User guideLLM EvalsManaging datasets
LLM Evals

Managing datasets

Upload, browse, and manage evaluation datasets.

Why datasets matter

Your evaluation is only as good as your dataset. A well-crafted dataset exposes how your model handles the scenarios that actually matter to your users—the common questions, the edge cases, the tricky phrasings, and the potential failure modes.

LLM Evals gives you two paths: start with built-in datasets to get quick results, or invest time in custom datasets that precisely match your use case. Most teams do both—using built-in datasets for general benchmarking while building custom ones for application-specific testing.

Built-in datasets

VerifyWise maintains a library of curated datasets organized by use case. These are designed to test common capabilities and provide a baseline for comparison.

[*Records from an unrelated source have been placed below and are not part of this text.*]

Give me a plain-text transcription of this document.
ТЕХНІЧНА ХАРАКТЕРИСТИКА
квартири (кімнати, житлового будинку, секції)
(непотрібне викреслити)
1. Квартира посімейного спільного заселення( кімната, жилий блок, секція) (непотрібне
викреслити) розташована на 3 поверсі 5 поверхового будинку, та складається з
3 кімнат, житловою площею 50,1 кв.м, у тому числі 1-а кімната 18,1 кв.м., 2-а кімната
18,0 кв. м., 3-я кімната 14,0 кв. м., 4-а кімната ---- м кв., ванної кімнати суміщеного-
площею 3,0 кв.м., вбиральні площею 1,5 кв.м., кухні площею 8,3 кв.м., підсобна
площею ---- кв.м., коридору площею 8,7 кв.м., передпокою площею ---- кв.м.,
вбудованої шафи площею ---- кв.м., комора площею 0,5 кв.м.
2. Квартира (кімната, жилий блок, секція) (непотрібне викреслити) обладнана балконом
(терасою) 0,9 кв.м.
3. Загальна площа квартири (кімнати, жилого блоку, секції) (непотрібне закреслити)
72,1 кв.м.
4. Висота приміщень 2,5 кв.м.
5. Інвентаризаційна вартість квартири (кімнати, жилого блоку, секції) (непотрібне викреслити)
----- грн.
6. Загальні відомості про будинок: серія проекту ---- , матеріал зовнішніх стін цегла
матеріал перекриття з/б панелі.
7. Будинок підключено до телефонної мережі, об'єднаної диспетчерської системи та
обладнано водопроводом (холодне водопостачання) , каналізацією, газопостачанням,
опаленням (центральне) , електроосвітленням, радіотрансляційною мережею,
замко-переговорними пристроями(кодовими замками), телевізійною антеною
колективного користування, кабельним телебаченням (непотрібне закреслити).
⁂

  • Chatbot: General conversational prompts testing how models handle dialogue. Available in single-turn (isolated Q&A) and multi-turn (conversational) formats. The multi-turn datasets include conversation history so you can evaluate how models maintain context.
  • RAG: Prompts paired with retrieval context for retrieval-augmented generation systems. These test whether models can ground their answers in provided documents rather than making things up. Each prompt includes context documents that the model should reference.
  • Agent: Prompts that require tool use, multi-step reasoning, or task completion. Useful for evaluating AI assistants that need to take actions, call functions, or follow complex multi-step instructions.
  • Safety: Adversarial prompts designed to stress-test model guardrails. These include attempts to elicit harmful content, jailbreak attempts, and edge cases that test whether your model appropriately refuses dangerous or inappropriate requests.
Browse the built-in datasets before creating your own. They often include prompts you hadn't thought to test, and they give you a sense of what a well-structured dataset looks like.

Creating custom datasets

While built-in datasets are great for getting started, custom datasets let you evaluate what really matters for your specific application. A healthcare chatbot needs different test cases than a code assistant.

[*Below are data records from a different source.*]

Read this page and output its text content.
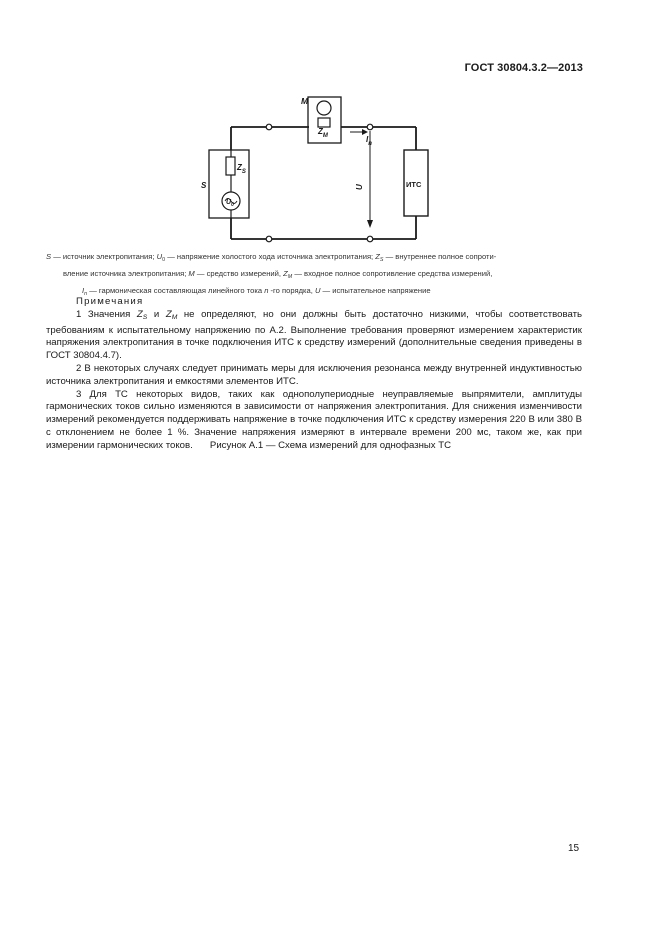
ГОСТ 30804.3.2—2013
M
$Z_M$
$Z_S$
S
$U_0$
$I_n$
U	ИТС

S — источник электропитания; $U_0$ — напряжение холостого хода источника электропитания; $Z_S$ — внутреннее полное сопроти-

вление источника электропитания; M — средство измерений, $Z_M$ — входное полное сопротивление средства измерений,

$I_n$ — гармоническая составляющая линейного тока n -го порядка, U — испытательное напряжение

Примечания

1 Значения $Z_S$ и $Z_M$ не определяют, но они должны быть достаточно низкими, чтобы соответствовать требованиям к испытательному напряжению по А.2. Выполнение требования проверяют измерением характеристик напряжения электропитания в точке подключения ИТС к средству измерений (дополнительные сведения приведены в ГОСТ 30804.4.7).

2 В некоторых случаях следует принимать меры для исключения резонанса между внутренней индуктивностью источника электропитания и емкостями элементов ИТС.

3 Для ТС некоторых видов, таких как однополупериодные неуправляемые выпрямители, амплитуды гармонических токов сильно изменяются в зависимости от напряжения электропитания. Для снижения изменчивости измерений рекомендуется поддерживать напряжение в точке подключения ИТС к средству измерения 220 В или 380 В с отклонением не более 1 %. Значение напряжения измеряют в интервале времени 200 мс, таком же, как при измерении гармонических токов.	Рисунок А.1 — Схема измерений для однофазных ТС
15
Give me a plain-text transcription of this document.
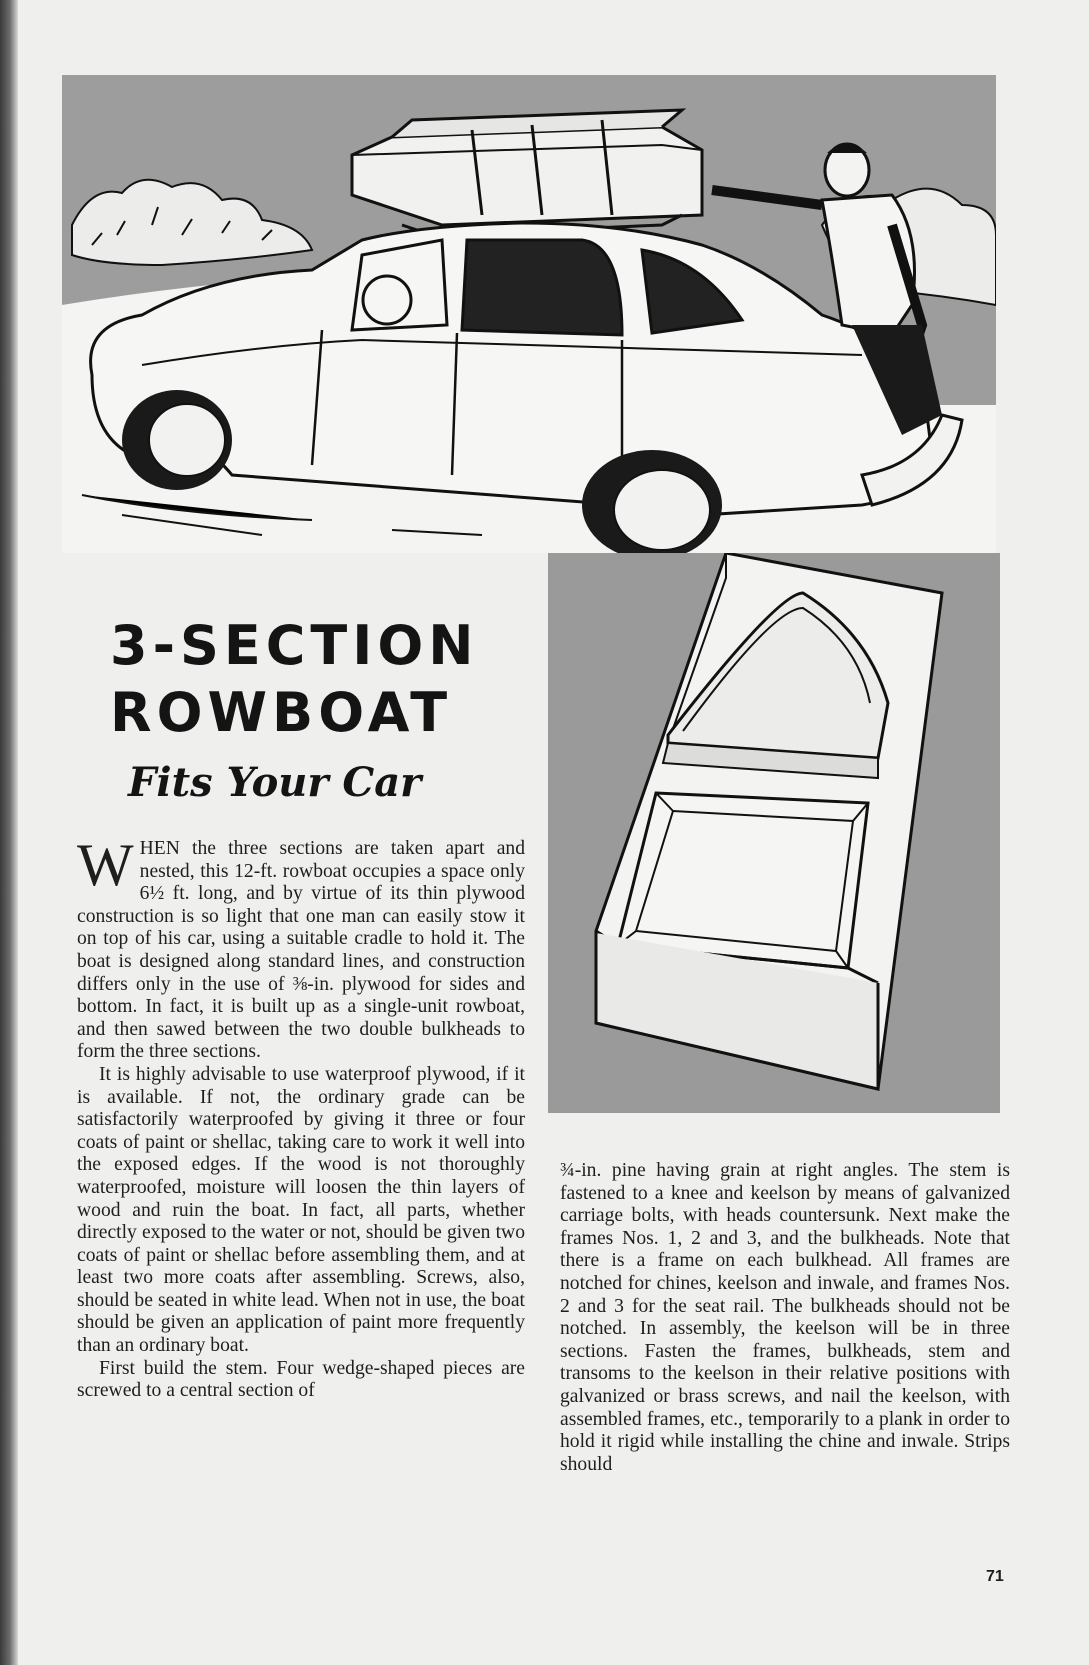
3-SECTION
ROWBOAT
Fits Your Car

WHEN the three sections are taken apart and nested, this 12-ft. rowboat occupies a space only 6½ ft. long, and by virtue of its thin plywood construction is so light that one man can easily stow it on top of his car, using a suitable cradle to hold it. The boat is designed along standard lines, and construction differs only in the use of ⅜-in. plywood for sides and bottom. In fact, it is built up as a single-unit rowboat, and then sawed between the two double bulkheads to form the three sections.

It is highly advisable to use waterproof plywood, if it is available. If not, the ordinary grade can be satisfactorily waterproofed by giving it three or four coats of paint or shellac, taking care to work it well into the exposed edges. If the wood is not thoroughly waterproofed, moisture will loosen the thin layers of wood and ruin the boat. In fact, all parts, whether directly exposed to the water or not, should be given two coats of paint or shellac before assembling them, and at least two more coats after assembling. Screws, also, should be seated in white lead. When not in use, the boat should be given an application of paint more frequently than an ordinary boat.

First build the stem. Four wedge-shaped pieces are screwed to a central section of

¾-in. pine having grain at right angles. The stem is fastened to a knee and keelson by means of galvanized carriage bolts, with heads countersunk. Next make the frames Nos. 1, 2 and 3, and the bulkheads. Note that there is a frame on each bulkhead. All frames are notched for chines, keelson and inwale, and frames Nos. 2 and 3 for the seat rail. The bulkheads should not be notched. In assembly, the keelson will be in three sections. Fasten the frames, bulkheads, stem and transoms to the keelson in their relative positions with galvanized or brass screws, and nail the keelson, with assembled frames, etc., temporarily to a plank in order to hold it rigid while installing the chine and inwale. Strips should

71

Good custom datasets typically include:

  • Real user queries: Sample from your actual traffic or support tickets. These represent how people really phrase questions, not how you imagine they might.
  • Known failure cases: Prompts where you've observed problems. Turn bugs into regression tests.
  • Edge cases: Unusual inputs, ambiguous questions, or requests at the boundaries of your model's capabilities.
  • Adversarial examples: Attempts to confuse, mislead, or manipulate your model. What happens when someone asks something inappropriate?

Uploading a dataset

Navigate to the Datasets tab and click Upload dataset. Select a JSON file from your computer. Once uploaded, the dataset becomes available for all experiments in your project.

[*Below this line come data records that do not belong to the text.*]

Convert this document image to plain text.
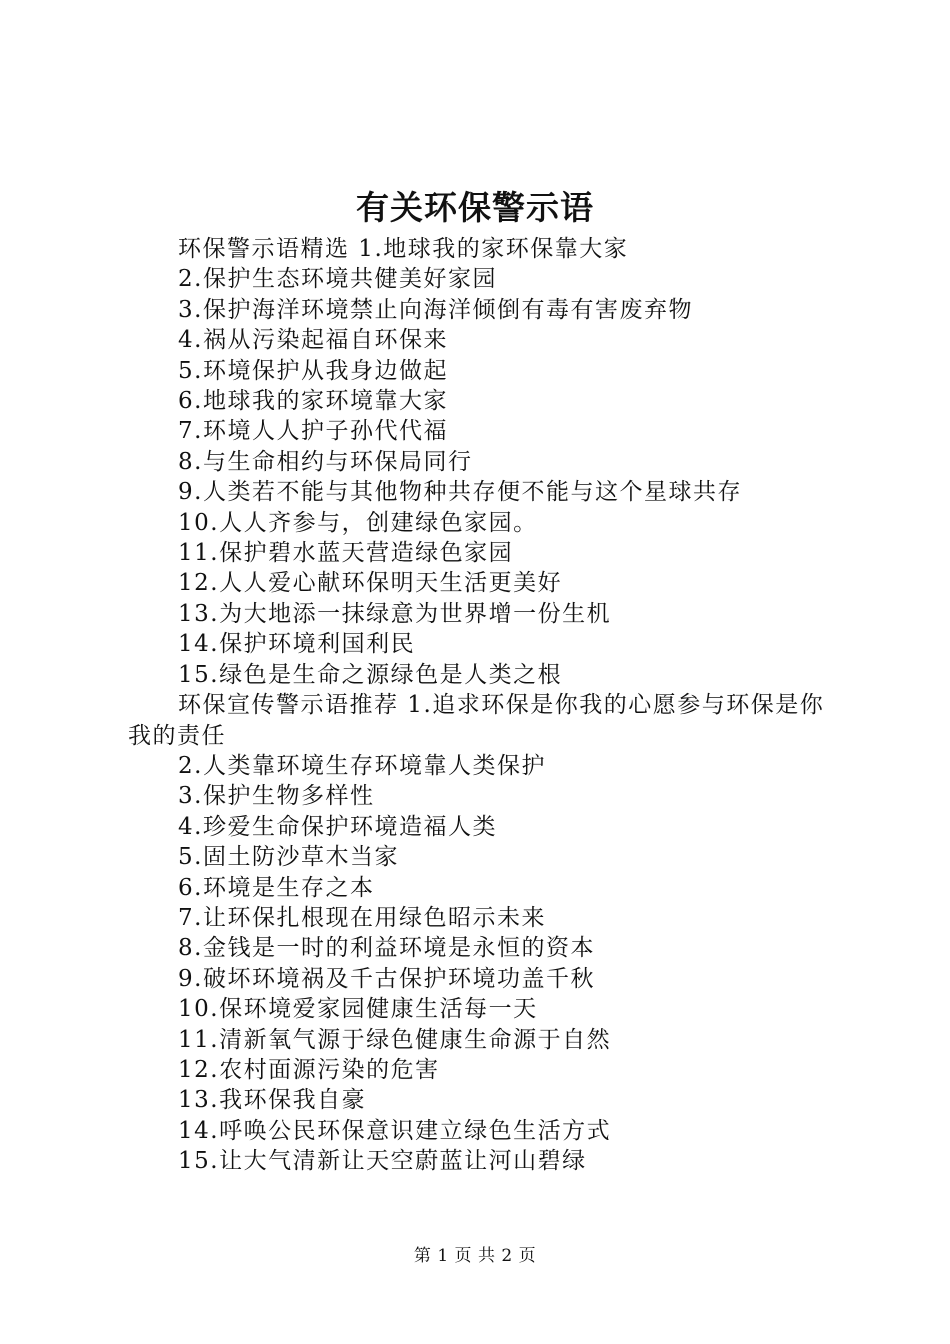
有关环保警示语

环保警示语精选 1.地球我的家环保靠大家

2.保护生态环境共健美好家园

3.保护海洋环境禁止向海洋倾倒有毒有害废弃物

4.祸从污染起福自环保来

5.环境保护从我身边做起

6.地球我的家环境靠大家

7.环境人人护子孙代代福

8.与生命相约与环保局同行

9.人类若不能与其他物种共存便不能与这个星球共存

10.人人齐参与，创建绿色家园。

11.保护碧水蓝天营造绿色家园

12.人人爱心献环保明天生活更美好

13.为大地添一抹绿意为世界增一份生机

14.保护环境利国利民

15.绿色是生命之源绿色是人类之根

环保宣传警示语推荐 1.追求环保是你我的心愿参与环保是你我的责任

2.人类靠环境生存环境靠人类保护

3.保护生物多样性

4.珍爱生命保护环境造福人类

5.固土防沙草木当家

6.环境是生存之本

7.让环保扎根现在用绿色昭示未来

8.金钱是一时的利益环境是永恒的资本

9.破坏环境祸及千古保护环境功盖千秋

10.保环境爱家园健康生活每一天

11.清新氧气源于绿色健康生命源于自然

12.农村面源污染的危害

13.我环保我自豪

14.呼唤公民环保意识建立绿色生活方式

15.让大气清新让天空蔚蓝让河山碧绿

第 1 页 共 2 页
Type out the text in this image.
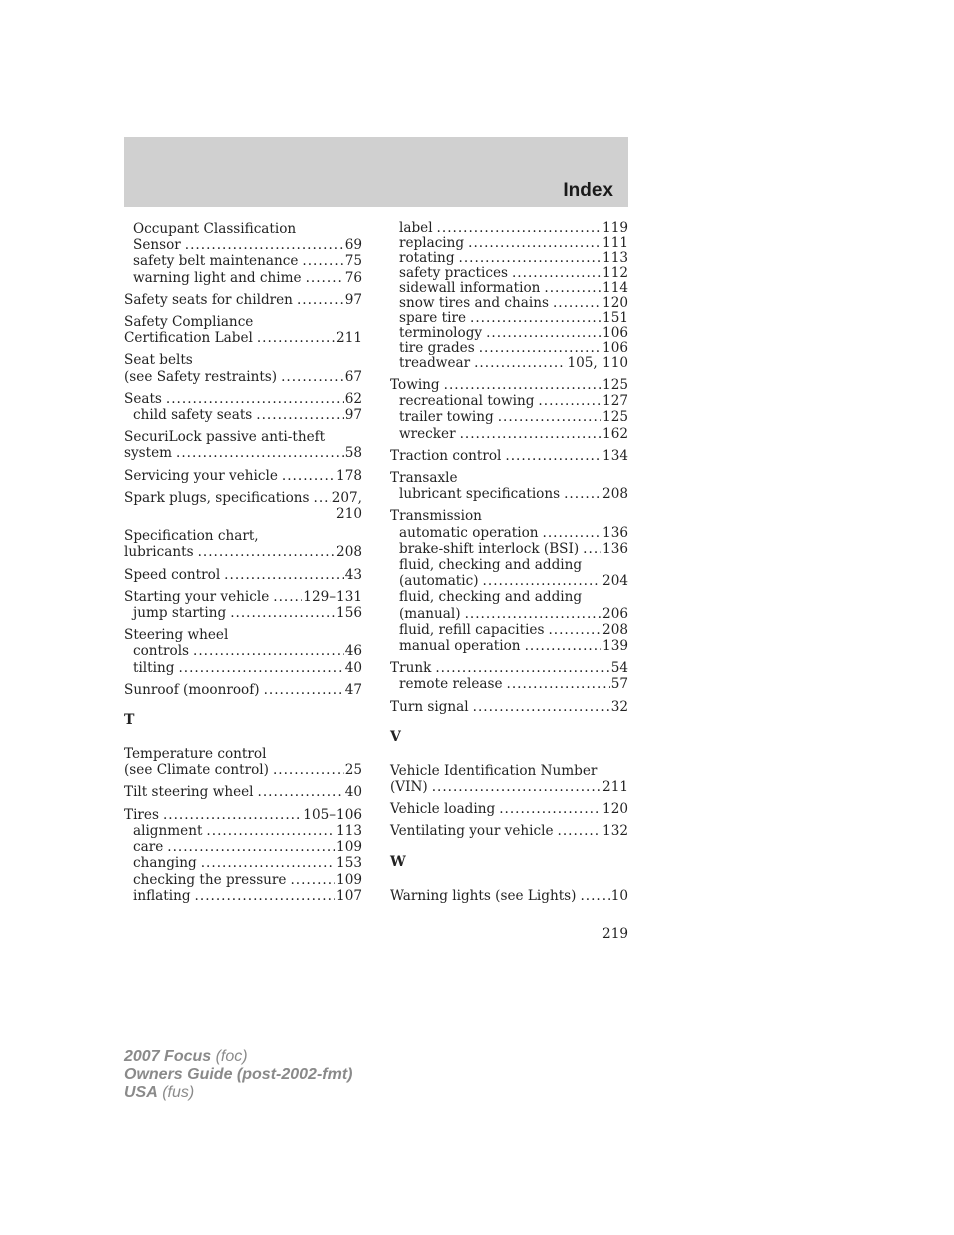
Index
Occupant Classification
Sensor .....	69
safety belt maintenance .....	75
warning light and chime .....	76
Safety seats for children .....	97
Safety Compliance
Certification Label .....	211
Seat belts
(see Safety restraints) .....	67
Seats .....	62
child safety seats .....	97
SecuriLock passive anti-theft
system .....	58
Servicing your vehicle .....	178
Spark plugs, specifications ..... 207,
210
Specification chart,
lubricants .....	208
Speed control .....	43
Starting your vehicle .....	129–131
jump starting .....	156
Steering wheel
controls .....	46
tilting .....	40
Sunroof (moonroof) .....	47
T
Temperature control
(see Climate control) .....	25
Tilt steering wheel .....	40
Tires .....	105–106
alignment .....	113
care .....	109
changing .....	153
checking the pressure .....	109
inflating .....	107
label .....	119
replacing .....	111
rotating .....	113
safety practices .....	112
sidewall information .....	114
snow tires and chains .....	120
spare tire .....	151
terminology .....	106
tire grades .....	106
treadwear .....	105, 110
Towing .....	125
recreational towing .....	127
trailer towing .....	125
wrecker .....	162
Traction control .....	134
Transaxle
lubricant specifications .....	208
Transmission
automatic operation .....	136
brake-shift interlock (BSI) ..... 136
fluid, checking and adding
(automatic) .....	204
fluid, checking and adding
(manual) .....	206
fluid, refill capacities .....	208
manual operation .....	139
Trunk .....	54
remote release .....	57
Turn signal .....	32
V
Vehicle Identification Number
(VIN) .....	211
Vehicle loading .....	120
Ventilating your vehicle .....	132
W
Warning lights (see Lights) .....	10
219
2007 Focus (foc)
Owners Guide (post-2002-fmt)
USA (fus)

Your JSON file should contain an array of test cases. Here's the expected structure:

json
[
  {
    "id": "support-001",
    "category": "billing",
    "prompt": "I was charged twice for my subscription. Can you help?",
    "expected_output": "I'm sorry to hear about the double charge. I can see your account and will process a refund for the duplicate payment. It should appear in 3-5 business days.",
    "expected_keywords": ["refund", "duplicate", "business days"],
    "difficulty": "medium"
  },
  {
    "id": "support-002",
    "category": "technical",
    "prompt": "The app keeps crashing when I try to upload a photo.",
    "expected_output": "Let's troubleshoot the crash. First, try clearing the app cache in Settings > Apps > [App Name] > Clear Cache. If that doesn't work, try reinstalling the app.",
    "expected_keywords": ["cache", "settings", "reinstall"],
    "difficulty": "easy"
  }
]

Dataset field reference

Each test case can include the following fields:

  • id: (required) A unique identifier for the test case. Use something descriptive like "billing-refund-001" rather than just numbers.
  • category: (required) A grouping label. Use this to organize test cases by topic, feature, or difficulty. You can filter by category when running experiments.
  • prompt: (required) The input that will be sent to your model. For conversational datasets, this is the user's current message.
  • expected_output: (required) What a good response looks like. The judge uses this to evaluate answer quality. Be specific enough to enable meaningful comparison.
  • expected_keywords: (optional) Key terms that should appear in a good response. Useful for checking that models mention specific products, procedures, or concepts.
  • difficulty: (optional) How hard this test case is: easy, medium, or hard. Helps you understand whether failures are on routine cases or challenging ones.
  • retrieval_context: (optional) For RAG evaluations, the context documents that should inform the answer. Include this when testing whether models properly use provided information.
The expected_output doesn't need to be an exact match. The judge LLM evaluates semantic similarity—whether the model's response conveys the same meaning and covers the same points.

Conversational datasets

For multi-turn conversations, include the conversation history in your prompt. The model needs context about what was said before.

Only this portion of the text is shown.